Excelsior!

I thought this would take so much longer… I have a web map designed and working, and I was able to add generic routing functionality to it (via the Leaflet Routing Machine plug-in). Here’s a screenshot:

 

A screenshot from my web map showing a path around town, using the Leaflet Routing Machine and my PostGIS/pgRouting database.

The actual routing engine on the server side is done with PostGIS/PgRouting, accessed through a PHP script — Leaflet Routing Machine does not normally work with PostGIS,  but I found another plug-in (called lrm-pgrouting), which included a PostGIS function and some Javascript, to add this functonality. Unfortunately, the unmodified lrm-pgrouting plug-in requires something called Geoserver (rather than just a plain old PHP script) to talk to PostGIS, but it was easy enough to modify the plug-in to use PHP, and writing the script itself was the easiest part of the whole thing.

Once I got routing up and running, I came across a few problems, mostly with how the directions are displayed: the display only showed street names and distances — that is, no turn information — and, for wherever the route continues straight on the same road through an intersection, there is an unnecessary instruction to “go straight.” Both of these were due to errors in lrm-pgrouting which I managed to fix to my liking.

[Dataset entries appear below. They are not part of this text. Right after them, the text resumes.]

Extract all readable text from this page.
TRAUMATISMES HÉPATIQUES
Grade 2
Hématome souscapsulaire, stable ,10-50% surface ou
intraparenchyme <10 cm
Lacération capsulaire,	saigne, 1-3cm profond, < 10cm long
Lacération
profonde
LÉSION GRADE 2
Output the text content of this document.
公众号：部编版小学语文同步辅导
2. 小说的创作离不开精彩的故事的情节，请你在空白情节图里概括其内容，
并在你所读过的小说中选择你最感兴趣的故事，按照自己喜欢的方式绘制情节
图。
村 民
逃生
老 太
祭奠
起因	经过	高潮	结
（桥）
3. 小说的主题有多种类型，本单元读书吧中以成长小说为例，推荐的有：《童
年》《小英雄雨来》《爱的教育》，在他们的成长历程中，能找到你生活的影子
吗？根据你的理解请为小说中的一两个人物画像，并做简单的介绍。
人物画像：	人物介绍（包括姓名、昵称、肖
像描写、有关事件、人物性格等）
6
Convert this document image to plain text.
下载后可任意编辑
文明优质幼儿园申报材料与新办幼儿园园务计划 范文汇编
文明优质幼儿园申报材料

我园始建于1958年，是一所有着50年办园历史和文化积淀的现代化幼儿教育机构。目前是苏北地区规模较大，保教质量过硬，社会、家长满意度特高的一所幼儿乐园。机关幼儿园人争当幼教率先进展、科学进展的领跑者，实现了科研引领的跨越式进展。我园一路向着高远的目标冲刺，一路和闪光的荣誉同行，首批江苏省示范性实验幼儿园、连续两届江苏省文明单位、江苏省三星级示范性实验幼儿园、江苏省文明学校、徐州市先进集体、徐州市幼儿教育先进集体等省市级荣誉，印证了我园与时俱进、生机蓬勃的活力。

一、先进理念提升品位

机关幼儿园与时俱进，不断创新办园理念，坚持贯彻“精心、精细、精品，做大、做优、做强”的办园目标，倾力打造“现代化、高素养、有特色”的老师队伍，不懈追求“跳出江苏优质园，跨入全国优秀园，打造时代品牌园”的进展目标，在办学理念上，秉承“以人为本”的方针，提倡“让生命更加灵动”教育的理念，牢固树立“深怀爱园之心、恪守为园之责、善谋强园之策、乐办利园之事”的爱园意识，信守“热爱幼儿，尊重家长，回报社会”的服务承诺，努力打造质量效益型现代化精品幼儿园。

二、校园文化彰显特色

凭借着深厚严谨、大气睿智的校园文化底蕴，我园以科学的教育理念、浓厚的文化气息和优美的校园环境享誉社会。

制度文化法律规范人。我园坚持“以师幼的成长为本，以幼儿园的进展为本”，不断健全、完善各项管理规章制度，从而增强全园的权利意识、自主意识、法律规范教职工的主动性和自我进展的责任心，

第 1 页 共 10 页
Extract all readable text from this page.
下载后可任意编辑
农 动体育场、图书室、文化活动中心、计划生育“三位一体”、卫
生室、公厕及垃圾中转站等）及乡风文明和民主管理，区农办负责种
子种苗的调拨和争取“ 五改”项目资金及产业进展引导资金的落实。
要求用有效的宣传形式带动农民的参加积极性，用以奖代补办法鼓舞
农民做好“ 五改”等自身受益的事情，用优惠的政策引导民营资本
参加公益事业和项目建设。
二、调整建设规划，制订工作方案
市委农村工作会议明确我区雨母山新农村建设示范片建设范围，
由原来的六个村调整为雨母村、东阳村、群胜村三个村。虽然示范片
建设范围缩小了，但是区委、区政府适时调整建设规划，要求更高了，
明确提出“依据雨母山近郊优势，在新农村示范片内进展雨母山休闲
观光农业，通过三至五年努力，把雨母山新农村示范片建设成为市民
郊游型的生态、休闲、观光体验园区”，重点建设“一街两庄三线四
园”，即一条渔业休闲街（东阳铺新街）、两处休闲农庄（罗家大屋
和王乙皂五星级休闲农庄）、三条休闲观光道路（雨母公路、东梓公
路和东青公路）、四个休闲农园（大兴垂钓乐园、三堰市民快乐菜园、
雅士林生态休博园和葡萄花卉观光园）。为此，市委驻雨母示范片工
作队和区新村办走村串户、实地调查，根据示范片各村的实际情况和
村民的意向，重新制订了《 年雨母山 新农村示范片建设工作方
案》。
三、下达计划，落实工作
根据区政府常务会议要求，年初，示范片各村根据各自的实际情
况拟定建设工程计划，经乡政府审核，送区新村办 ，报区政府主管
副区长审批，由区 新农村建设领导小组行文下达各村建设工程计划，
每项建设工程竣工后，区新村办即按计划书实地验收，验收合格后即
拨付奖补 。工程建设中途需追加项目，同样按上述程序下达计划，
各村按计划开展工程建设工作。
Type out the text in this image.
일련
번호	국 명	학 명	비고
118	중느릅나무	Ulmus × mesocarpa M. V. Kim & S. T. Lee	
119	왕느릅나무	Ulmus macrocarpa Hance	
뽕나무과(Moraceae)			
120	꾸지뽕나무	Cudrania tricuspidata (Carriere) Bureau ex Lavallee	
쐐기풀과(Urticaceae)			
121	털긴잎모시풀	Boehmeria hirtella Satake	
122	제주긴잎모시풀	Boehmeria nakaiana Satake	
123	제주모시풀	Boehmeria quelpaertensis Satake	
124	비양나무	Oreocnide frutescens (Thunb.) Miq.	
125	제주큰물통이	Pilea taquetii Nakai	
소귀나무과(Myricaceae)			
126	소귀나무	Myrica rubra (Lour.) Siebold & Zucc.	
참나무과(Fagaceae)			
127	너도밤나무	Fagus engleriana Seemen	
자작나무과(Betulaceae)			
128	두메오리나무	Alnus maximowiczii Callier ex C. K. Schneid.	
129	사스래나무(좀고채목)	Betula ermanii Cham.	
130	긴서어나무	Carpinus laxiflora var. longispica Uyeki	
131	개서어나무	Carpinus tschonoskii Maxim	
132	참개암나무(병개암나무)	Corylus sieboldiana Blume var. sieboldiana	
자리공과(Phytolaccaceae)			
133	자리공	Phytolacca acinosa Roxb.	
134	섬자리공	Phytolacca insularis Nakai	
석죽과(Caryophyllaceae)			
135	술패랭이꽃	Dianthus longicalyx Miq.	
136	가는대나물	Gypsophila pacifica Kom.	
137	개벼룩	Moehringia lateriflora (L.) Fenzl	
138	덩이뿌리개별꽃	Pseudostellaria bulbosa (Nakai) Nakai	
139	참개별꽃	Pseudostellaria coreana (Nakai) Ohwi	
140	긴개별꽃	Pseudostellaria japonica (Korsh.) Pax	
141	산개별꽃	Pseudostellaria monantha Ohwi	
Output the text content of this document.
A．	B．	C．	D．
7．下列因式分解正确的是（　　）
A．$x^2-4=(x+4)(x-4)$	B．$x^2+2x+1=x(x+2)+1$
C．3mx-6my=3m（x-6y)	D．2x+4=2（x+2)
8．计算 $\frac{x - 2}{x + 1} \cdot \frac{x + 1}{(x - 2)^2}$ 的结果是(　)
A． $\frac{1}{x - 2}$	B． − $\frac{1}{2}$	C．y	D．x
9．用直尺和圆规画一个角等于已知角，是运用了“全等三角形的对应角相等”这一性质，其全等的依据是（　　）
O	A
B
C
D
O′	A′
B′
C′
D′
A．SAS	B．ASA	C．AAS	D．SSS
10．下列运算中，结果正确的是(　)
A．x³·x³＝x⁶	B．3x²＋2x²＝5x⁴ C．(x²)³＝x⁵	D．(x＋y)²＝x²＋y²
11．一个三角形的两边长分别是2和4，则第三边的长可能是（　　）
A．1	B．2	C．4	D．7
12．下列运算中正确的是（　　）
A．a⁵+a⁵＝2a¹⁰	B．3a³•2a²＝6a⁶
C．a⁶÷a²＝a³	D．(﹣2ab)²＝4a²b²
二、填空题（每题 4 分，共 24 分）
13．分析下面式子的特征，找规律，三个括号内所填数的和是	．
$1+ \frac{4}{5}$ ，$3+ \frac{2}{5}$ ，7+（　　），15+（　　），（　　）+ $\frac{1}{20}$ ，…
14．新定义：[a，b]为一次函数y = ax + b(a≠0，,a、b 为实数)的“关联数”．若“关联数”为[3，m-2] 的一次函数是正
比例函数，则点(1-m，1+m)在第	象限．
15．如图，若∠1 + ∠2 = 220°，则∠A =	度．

So, success! But this is using a generic routing function, rather than the “climbing vs busy road vs recommended commuter routes” function I ultimately want to use, so there’s some room for improvement. I also think I may want to abandon the Leaflet Routing Machine and do the input and display on my own. Also also, all this stuff currently resides only on my laptop; I have to find a host that will let me run a PostGIS database (among other things). I still have some work to do.